1

I've been working with some big delimited text (~1GB) files these days. It looks like somewhat below

COlumn1 #COlumn2#COlumn3#COlumn4
COlumn1#COlumn2#COlumn3 #COlumn4

where # is the delimiter.

In case a column is invalid I might have to remove it from the whole text file. The output file when Column 3 is invalid should look like this.

COlumn1 #COlumn2#COlumn4
COlumn1#COlumn2#COlumn4

string line = "COlumn1# COlumn2 #COlumn3# COlumn4";
int junk =3;
int columncount = line.Split(new char[] { '#' }, StringSplitOptions.None).Count();
//remove the [junk-1]th '#' and the value till [junk]th '#'
//"COlumn1# COlumn2 # COlumn4"

I's not able to find a c# version of this in SO. Is there a way I can do that? Please help.

EDIT: The solution which I found myself is like below which does the job. Is there a way I could modify this to a better way so that it narrows down the performance impact it might have in case of large text files?

int junk = 3;
string line = "COlumn1#COlumn2#COlumn3#COlumn4";
int counter = 0;
int colcount = line.Split(new char[] { '#' }, StringSplitOptions.None).Length - 1;
string[] linearray = line.Split(new char[] { '#' }, StringSplitOptions.None);
List<string> linelist = linearray.ToList();
linelist.RemoveAt(junk - 1);
string finalline = string.Empty;
foreach (string s in linelist)
{
    counter++;
    finalline += s;
    if (counter < colcount)
             finalline += "#";
}

Console.WriteLine(finalline);
snippetkid
  • 282
  • 4
  • 16
  • Get the array from split then remove the element before writing it back. To remove an element in an array, have a look at http://stackoverflow.com/questions/457453/remove-element-of-a-regular-array – cup May 08 '14 at 05:03

2 Answers2

2

EDITED

This method can be very memory expensive, as your can read in this post, the suggestion should be:

If you need to run complex queries against the data in the file, the right thing to do is to load the data to database and let DBMS to take care of data retrieval and memory management.
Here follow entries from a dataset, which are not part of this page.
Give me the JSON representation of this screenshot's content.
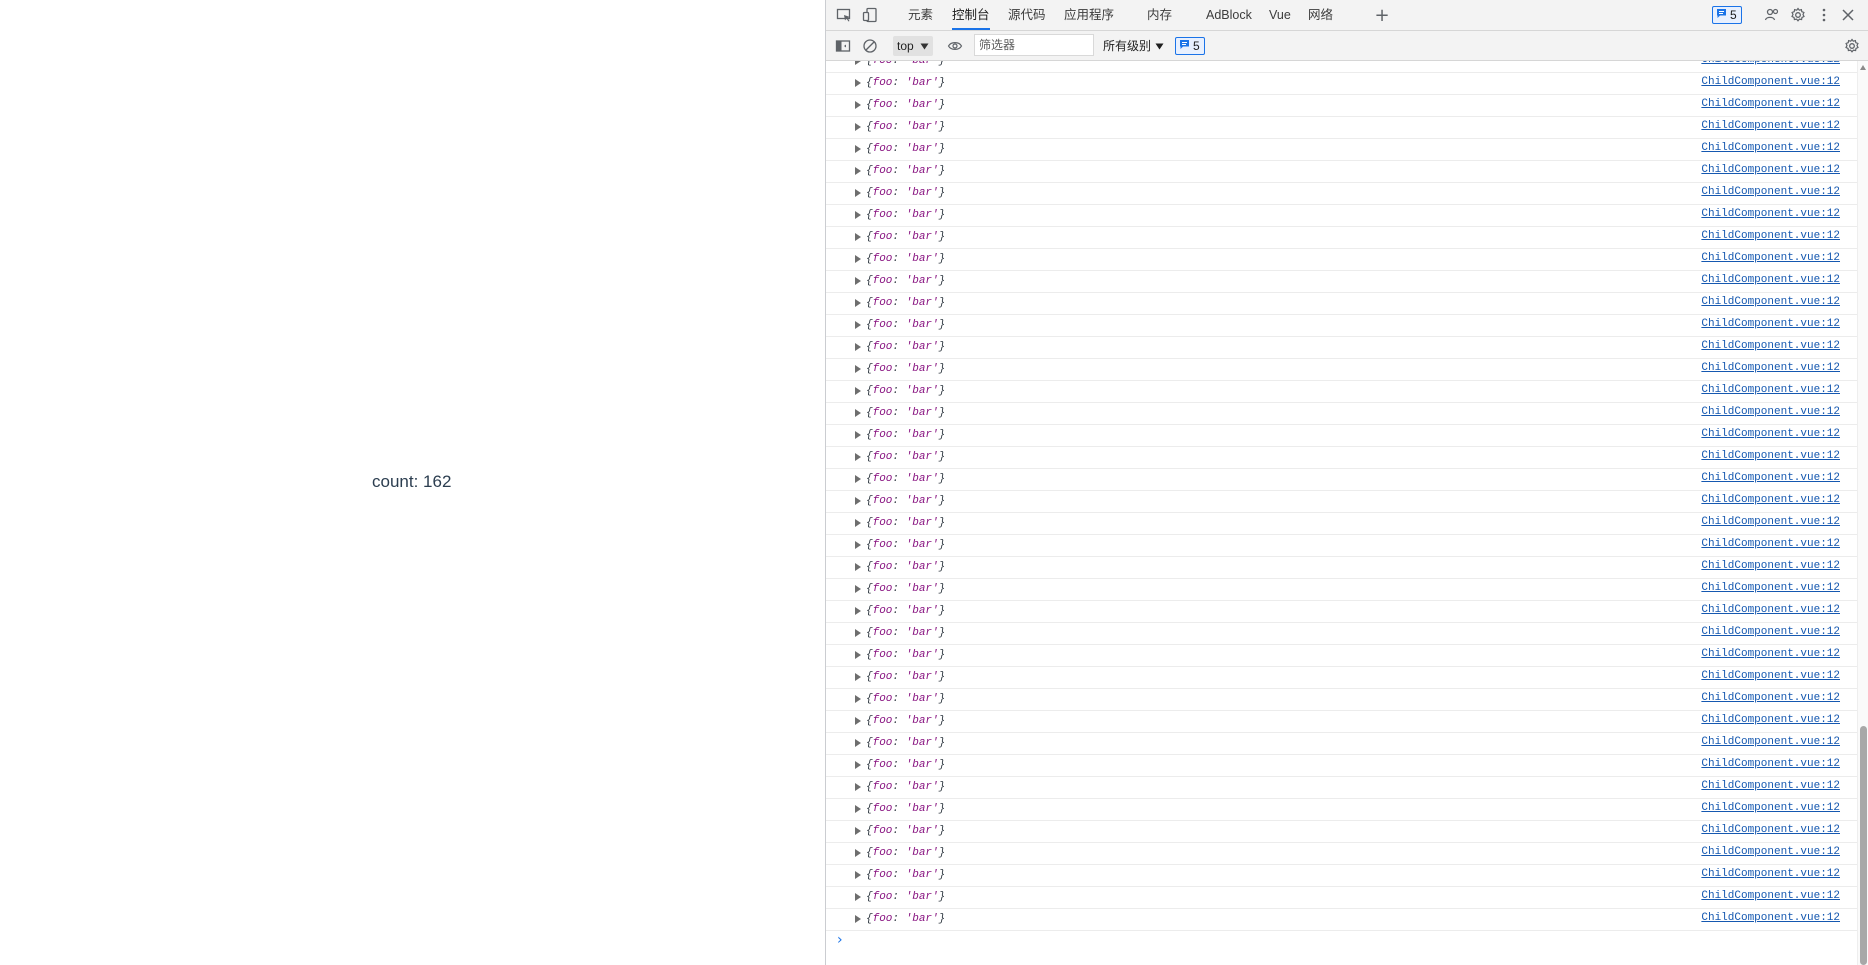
{
  "page": {
    "count_text": "count: 162"
  },
  "devtools": {
    "tabs": [
      {
        "label": "元素",
        "active": false
      },
      {
        "label": "控制台",
        "active": true
      },
      {
        "label": "源代码",
        "active": false
      },
      {
        "label": "应用程序",
        "active": false
      },
      {
        "label": "内存",
        "active": false
      },
      {
        "label": "AdBlock",
        "active": false
      },
      {
        "label": "Vue",
        "active": false
      },
      {
        "label": "网络",
        "active": false
      }
    ],
    "issues_count": "5",
    "toolbar": {
      "context": "top",
      "filter_placeholder": "筛选器",
      "levels": "所有级别",
      "issues_count": "5"
    },
    "console": {
      "log_entry": {
        "open": "{",
        "key": "foo",
        "sep": ": ",
        "value": "'bar'",
        "close": "}",
        "source": "ChildComponent.vue:12"
      },
      "visible_rows": 40
    },
    "icons": [
      "inspect-icon",
      "device-toggle-icon",
      "add-tab-icon",
      "issues-icon",
      "customize-icon",
      "settings-icon",
      "more-icon",
      "close-icon",
      "sidebar-icon",
      "clear-icon",
      "eye-icon",
      "console-settings-icon"
    ]
  }
}
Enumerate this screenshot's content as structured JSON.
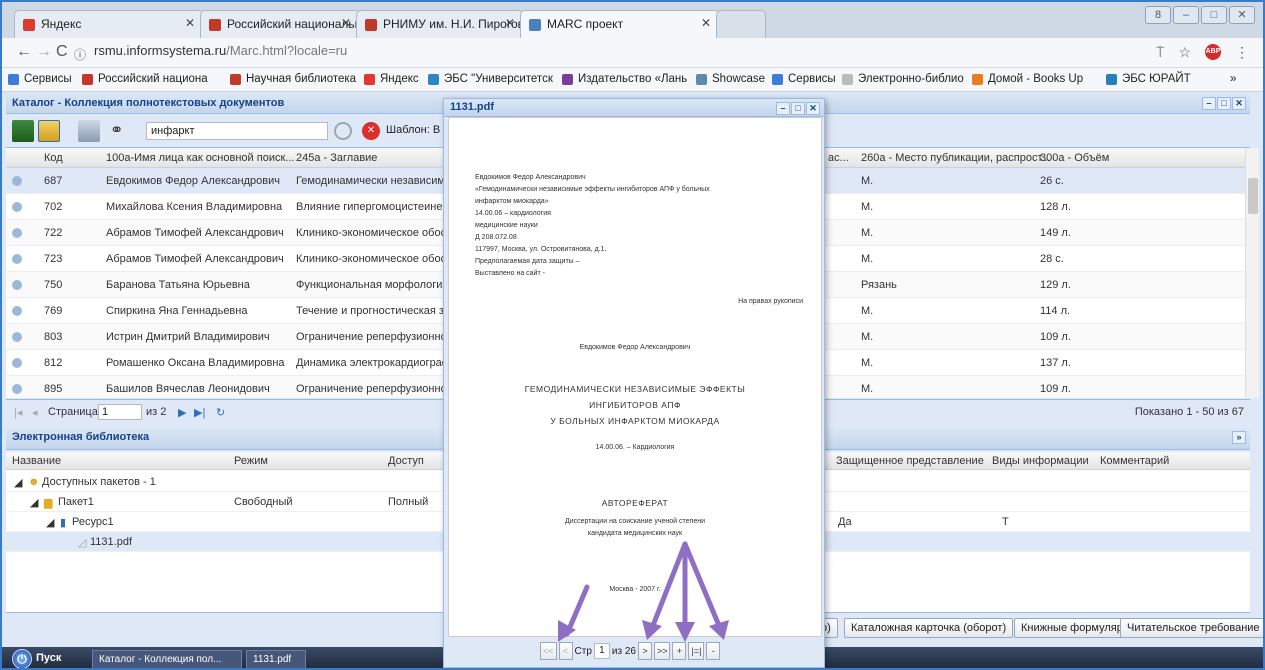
{
  "browser": {
    "tabs": [
      {
        "label": "Яндекс",
        "color": "#e03a2f"
      },
      {
        "label": "Российский национальный",
        "color": "#c0392b"
      },
      {
        "label": "РНИМУ им. Н.И. Пирогова",
        "color": "#c0392b"
      },
      {
        "label": "MARC проект",
        "color": "#4a7fc1"
      }
    ],
    "url_host": "rsmu.informsystema.ru",
    "url_path": "/Marc.html?locale=ru",
    "bookmarks": [
      "Сервисы",
      "Российский национа",
      "Научная библиотека",
      "Яндекс",
      "ЭБС \"Университетск",
      "Издательство «Лань",
      "Showcase",
      "Сервисы",
      "Электронно-библио",
      "Домой - Books Up",
      "ЭБС ЮРАЙТ"
    ]
  },
  "catalog": {
    "title": "Каталог - Коллекция полнотекстовых документов",
    "search_value": "инфаркт",
    "template_label": "Шаблон: В",
    "columns": [
      "Код",
      "100a-Имя лица как основной поиск...",
      "245a - Заглавие",
      "ас...",
      "260a - Место публикации, распрост...",
      "300a - Объём"
    ],
    "rows": [
      {
        "code": "687",
        "name": "Евдокимов Федор Александрович",
        "title": "Гемодинамически независимы",
        "place": "М.",
        "volume": "26 с."
      },
      {
        "code": "702",
        "name": "Михайлова Ксения Владимировна",
        "title": "Влияние гипергомоцистеинемі",
        "place": "М.",
        "volume": "128 л."
      },
      {
        "code": "722",
        "name": "Абрамов Тимофей Александрович",
        "title": "Клинико-экономическое обосн",
        "place": "М.",
        "volume": "149 л."
      },
      {
        "code": "723",
        "name": "Абрамов Тимофей Александрович",
        "title": "Клинико-экономическое обосн",
        "place": "М.",
        "volume": "28 с."
      },
      {
        "code": "750",
        "name": "Баранова Татьяна Юрьевна",
        "title": "Функциональная морфология с",
        "place": "Рязань",
        "volume": "129 л."
      },
      {
        "code": "769",
        "name": "Спиркина Яна Геннадьевна",
        "title": "Течение и прогностическая зн",
        "place": "М.",
        "volume": "114 л."
      },
      {
        "code": "803",
        "name": "Истрин Дмитрий Владимирович",
        "title": "Ограничение реперфузионног",
        "place": "М.",
        "volume": "109 л."
      },
      {
        "code": "812",
        "name": "Ромашенко Оксана Владимировна",
        "title": "Динамика электрокардиографі",
        "place": "М.",
        "volume": "137 л."
      },
      {
        "code": "895",
        "name": "Башилов Вячеслав Леонидович",
        "title": "Ограничение реперфузионног",
        "place": "М.",
        "volume": "109 л."
      }
    ],
    "pager": {
      "page_label": "Страница",
      "page_value": "1",
      "of_label": "из 2",
      "shown": "Показано 1 - 50 из 67"
    }
  },
  "library": {
    "title": "Электронная библиотека",
    "columns": [
      "Название",
      "Режим",
      "Доступ",
      "Защищенное представление",
      "Виды информации",
      "Комментарий"
    ],
    "rows": [
      {
        "name": "Доступных пакетов - 1",
        "mode": "",
        "access": "",
        "protected": "",
        "info": ""
      },
      {
        "name": "Пакет1",
        "mode": "Свободный",
        "access": "Полный",
        "protected": "",
        "info": ""
      },
      {
        "name": "Ресурс1",
        "mode": "",
        "access": "",
        "protected": "Да",
        "info": "Т"
      },
      {
        "name": "1131.pdf",
        "mode": "",
        "access": "",
        "protected": "",
        "info": ""
      }
    ],
    "buttons": [
      "р)",
      "Каталожная карточка (оборот)",
      "Книжные формуляры",
      "Читательское требование"
    ]
  },
  "pdf": {
    "title": "1131.pdf",
    "left_lines": [
      "Евдокимов Федор Александрович",
      "«Гемодинамически независимые эффекты ингибиторов АПФ у больных",
      "инфарктом миокарда»",
      "14.00.06 – кардиология",
      "медицинские науки",
      "Д 208.072.08",
      "117997, Москва, ул. Островитянова, д.1.",
      "Предполагаемая дата защиты –",
      "Выставлено на сайт -"
    ],
    "rights": "На правах рукописи",
    "author": "Евдокимов Федор Александрович",
    "heading": [
      "ГЕМОДИНАМИЧЕСКИ НЕЗАВИСИМЫЕ ЭФФЕКТЫ",
      "ИНГИБИТОРОВ АПФ",
      "У БОЛЬНЫХ ИНФАРКТОМ МИОКАРДА"
    ],
    "specialty": "14.00.06. – Кардиология",
    "abstract": "АВТОРЕФЕРАТ",
    "degree": [
      "Диссертации  на соискание ученой степени",
      "кандидата медицинских наук"
    ],
    "city_year": "Москва - 2007 г.",
    "nav": {
      "page_label": "Стр",
      "page_value": "1",
      "of_label": "из 26",
      "next": ">",
      "last": ">>",
      "zoom_in": "+",
      "fit": "|=|",
      "zoom_out": "-",
      "prev": "<",
      "first": "<<"
    }
  },
  "taskbar": {
    "start": "Пуск",
    "tasks": [
      "Каталог - Коллекция пол...",
      "1131.pdf"
    ]
  }
}
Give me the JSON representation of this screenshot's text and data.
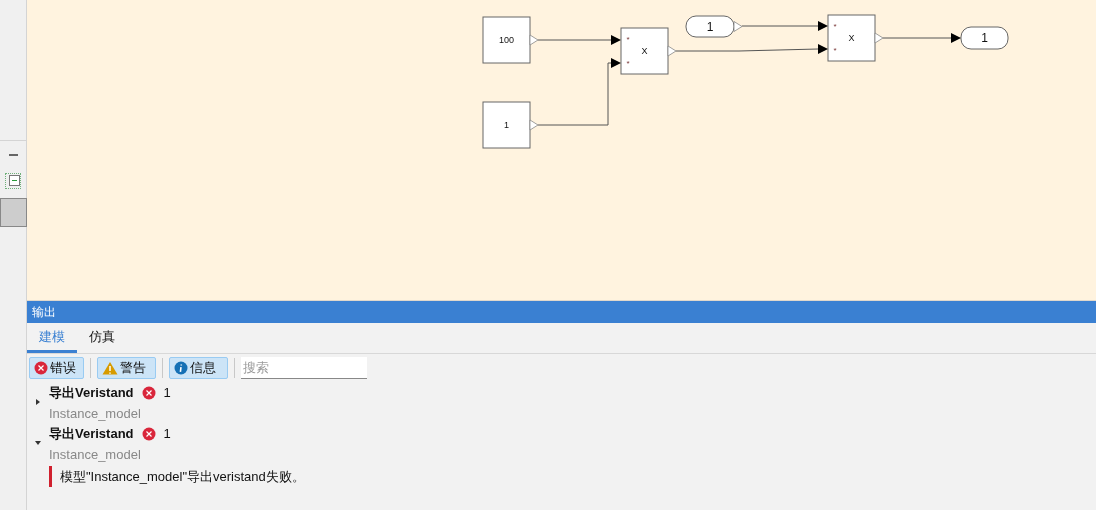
{
  "sidebar": {
    "tools": [
      {
        "kind": "collapse"
      },
      {
        "kind": "tree"
      },
      {
        "kind": "slot"
      }
    ]
  },
  "diagram": {
    "blocks": [
      {
        "kind": "constant",
        "label": "100"
      },
      {
        "kind": "constant",
        "label": "1"
      },
      {
        "kind": "product",
        "symbol": "X",
        "input_signs": [
          "*",
          "*"
        ]
      },
      {
        "kind": "inport",
        "label": "1"
      },
      {
        "kind": "product",
        "symbol": "X",
        "input_signs": [
          "*",
          "*"
        ]
      },
      {
        "kind": "outport",
        "label": "1"
      }
    ]
  },
  "output_panel": {
    "title": "输出",
    "tabs": [
      {
        "label": "建模",
        "selected": true
      },
      {
        "label": "仿真",
        "selected": false
      }
    ],
    "filters": [
      {
        "kind": "error",
        "label": "错误",
        "pressed": true
      },
      {
        "kind": "warning",
        "label": "警告",
        "pressed": true
      },
      {
        "kind": "info",
        "label": "信息",
        "pressed": true
      }
    ],
    "search": {
      "placeholder": "搜索"
    },
    "messages": [
      {
        "title": "导出Veristand",
        "count": "1",
        "source": "Instance_model",
        "expanded": false
      },
      {
        "title": "导出Veristand",
        "count": "1",
        "source": "Instance_model",
        "expanded": true,
        "details": [
          "模型\"Instance_model\"导出veristand失败。"
        ]
      }
    ]
  }
}
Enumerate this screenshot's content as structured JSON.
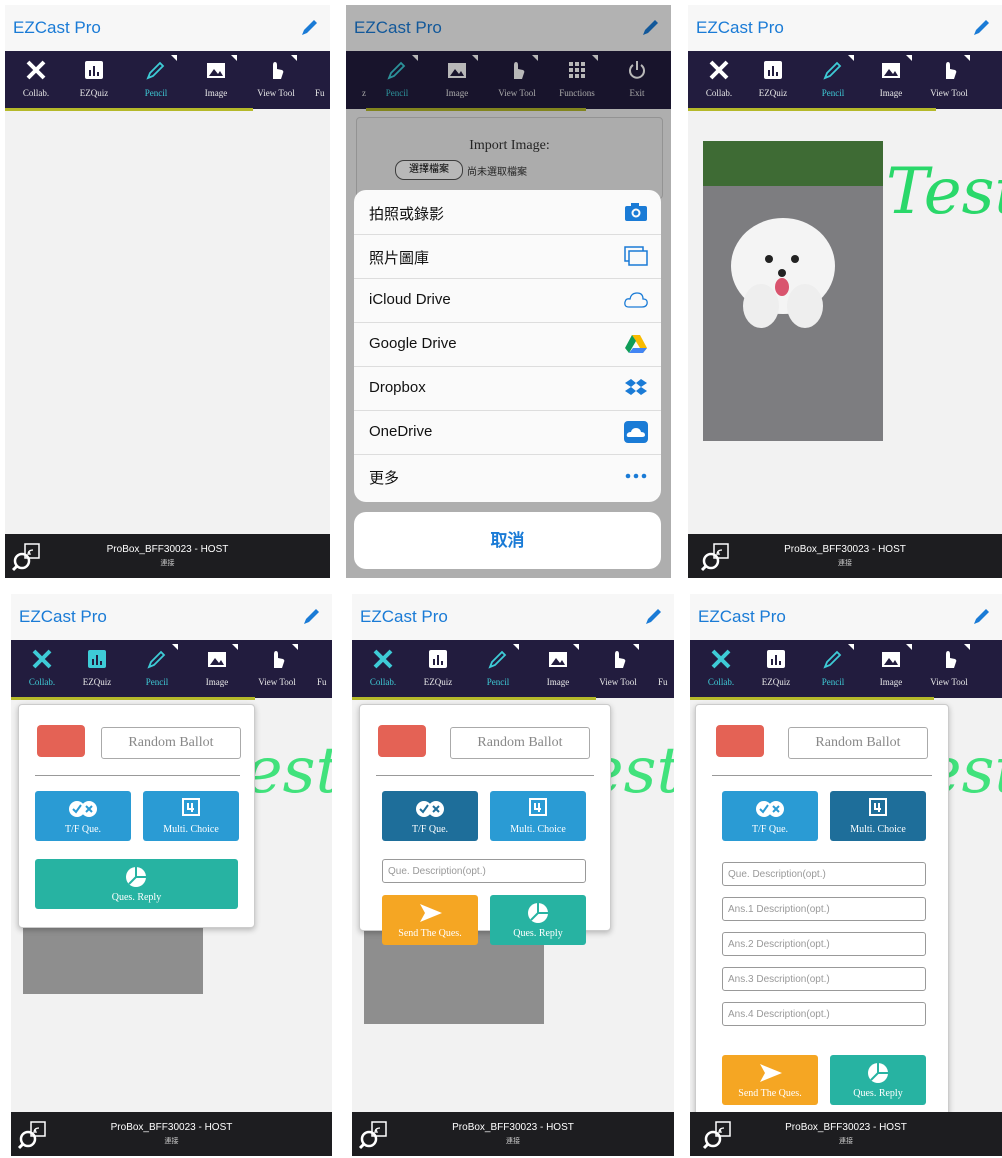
{
  "app": {
    "title": "EZCast Pro"
  },
  "toolbar": {
    "collab": "Collab.",
    "ezquiz": "EZQuiz",
    "pencil": "Pencil",
    "image": "Image",
    "view_tool": "View Tool",
    "functions": "Functions",
    "exit": "Exit",
    "fu_partial": "Fu",
    "z_partial": "z"
  },
  "bottom": {
    "device": "ProBox_BFF30023 - HOST",
    "status": "連接"
  },
  "import": {
    "title": "Import Image:",
    "choose_file": "選擇檔案",
    "no_file": "尚未選取檔案"
  },
  "sheet": {
    "items": [
      "拍照或錄影",
      "照片圖庫",
      "iCloud Drive",
      "Google Drive",
      "Dropbox",
      "OneDrive",
      "更多"
    ],
    "cancel": "取消"
  },
  "canvas": {
    "drawn_text": "Test"
  },
  "quiz": {
    "random_ballot": "Random Ballot",
    "tf": "T/F Que.",
    "multi": "Multi. Choice",
    "reply": "Ques. Reply",
    "send": "Send The Ques.",
    "que_placeholder": "Que. Description(opt.)",
    "ans_placeholders": [
      "Ans.1 Description(opt.)",
      "Ans.2 Description(opt.)",
      "Ans.3 Description(opt.)",
      "Ans.4 Description(opt.)"
    ]
  },
  "colors": {
    "accent": "#1a7bd6",
    "toolbar": "#221c3e",
    "active": "#3ecbd6",
    "ballot": "#e46255",
    "blue": "#2a9bd4",
    "teal": "#27b3a2",
    "orange": "#f5a623",
    "ink": "#2ad86a"
  }
}
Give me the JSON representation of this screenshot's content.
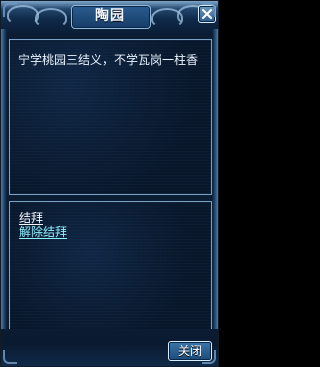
{
  "window": {
    "title": "陶园",
    "close_icon": "close-icon",
    "close_button_label": "关闭"
  },
  "dialog": {
    "message": "宁学桃园三结义，不学瓦岗一柱香"
  },
  "options": [
    {
      "label": "结拜"
    },
    {
      "label": "解除结拜"
    }
  ],
  "colors": {
    "panel_border": "#7ba3c7",
    "link": "#8ff0ff",
    "text": "#e9f3ff"
  }
}
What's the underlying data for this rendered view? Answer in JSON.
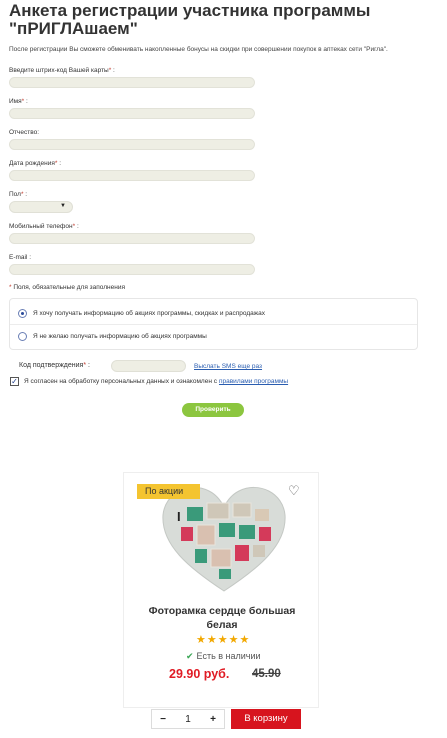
{
  "form": {
    "title": "Анкета регистрации участника программы \"пРИГЛАшаем\"",
    "intro": "После регистрации Вы сможете обменивать накопленные бонусы на скидки при совершении покупок в аптеках сети \"Ригла\".",
    "fields": {
      "card": {
        "label": "Введите штрих-код Вашей карты",
        "required_mark": "*",
        "colon": " :"
      },
      "name": {
        "label": "Имя",
        "required_mark": "*",
        "colon": " :"
      },
      "patronymic": {
        "label": "Отчество:",
        "required_mark": "",
        "colon": ""
      },
      "birthdate": {
        "label": "Дата рождения",
        "required_mark": "*",
        "colon": " :"
      },
      "gender": {
        "label": "Пол",
        "required_mark": "*",
        "colon": " :"
      },
      "phone": {
        "label": "Мобильный телефон",
        "required_mark": "*",
        "colon": " :"
      },
      "email": {
        "label": "E-mail :",
        "required_mark": "",
        "colon": ""
      }
    },
    "required_note": {
      "mark": "*",
      "text": " Поля, обязательные для заполнения"
    },
    "radio_options": [
      {
        "label": "Я хочу получать информацию об акциях программы, скидках и распродажах",
        "checked": true
      },
      {
        "label": "Я не желаю получать информацию об акциях программы",
        "checked": false
      }
    ],
    "code": {
      "label": "Код подтверждения",
      "required_mark": "*",
      "colon": " :",
      "resend_link": "Выслать SMS еще раз"
    },
    "consent": {
      "text": "Я согласен на обработку персональных данных и ознакомлен с",
      "link": "правилами программы",
      "checked": true
    },
    "submit_label": "Проверить"
  },
  "product": {
    "badge": "По акции",
    "name_line1": "Фоторамка сердце большая",
    "name_line2": "белая",
    "rating_stars": 5,
    "stars_text": "★★★★★",
    "stock_icon": "✔",
    "stock_text": "Есть в наличии",
    "price_new": "29.90 руб.",
    "price_old": "45.90",
    "quantity": "1",
    "qty_minus": "−",
    "qty_plus": "+",
    "cart_label": "В корзину",
    "heart_icon": "♡",
    "cursor_icon": "I"
  },
  "colors": {
    "accent_green": "#8cc63f",
    "badge_yellow": "#f4c430",
    "price_red": "#e01b24",
    "cart_red": "#d7141e",
    "input_bg": "#eeeee4"
  }
}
To avoid memory consumption you should use a StreamReader to read file line by line This could be a start for your task, missing your invalid match logic

using System.Collections.Generic;
using System.IO;
using System.Text;

namespace ConsoleApplication1
{
  class Program
  {
    static void Main(string[] args)
    {

      const string fileName = "temp.txt";

      var results = FindInvalidColumns(fileName);
      using (var reader = File.OpenText(fileName))
      {
        while (!reader.EndOfStream)
        {
          var builder = new StringBuilder();
          var line = reader.ReadLine();
          if (line == null) continue;
          var split = line.Split(new[] { "#" }, 0);

          for (var i = 0; i < split.Length; i++)
            if (!results.Contains(i))
              builder.Append(split[i]);

          using (var fs = new FileStream("new.txt", FileMode.Append, FileAccess.Write))
          using (var sw = new StreamWriter(fs))
          {
            sw.WriteLine(builder.ToString());
          }
        }
      }
    }

    private static List<int> FindInvalidColumns(string fileName)
    {
      var invalidColumnIndexes = new List<int>();
      using (var reader = File.OpenText(fileName))
      {
        while (!reader.EndOfStream)
        {
          var line = reader.ReadLine();
          if (line == null) continue;

          var split = line.Split(new[] { "#" }, 0);
          for (var i = 0; i < split.Length; i++)
          {
            if (IsInvalid(split[i]) && !invalidColumnIndexes.Contains(i))
              invalidColumnIndexes.Add(i);
          }
        }
      }
      return invalidColumnIndexes;
    }

    private static bool IsInvalid(string s)
    {
      return false;
    }
  }
}
Community
  • 1
  • 1
ale
  • 10,012
  • 5
  • 40
  • 49
  • -1 Will almost definitely cause a OOM exception. Given the OP said they have a 1GB file to process. – Aron May 08 '14 at 07:10
  • @Aron there is alternative to buffering the file? – ale May 09 '14 at 07:07
  • 1
    You are putting the output into a StringBuilder. That SB should end up approximately as big as the original file. Add to that the ineffiencies of GC and growing that "List", this should easily munch through your memory. Since you aren't going backwards in your SB at any point, you could just as easily replace your string builder with a StreamWriter. – Aron May 09 '14 at 07:11
0

First, what you will do is re-write the line to a text file using a 0-length string for COlumn3. Therefore the line after being written correctly would look like this:

COlumun1#COlumn2##COlumn4

As you can see, there are two delimiters between COlumn2 and COlumn4. This is a cell with no data in it. (By "cell" I mean one column of a certain, single row.) Later, when some other process reads this using the Split function, it will still create a new value for Column 3, but in the array generated by Split, the 3rd position would be an empty string:

String[] columns = stream_reader.ReadLine().Split('#');
int lengthOfThirdItem = columns[2].Length;  // for proof
//  lengthOfThirdItem = 0

This reduces invalid values to null and persists them back in the text file.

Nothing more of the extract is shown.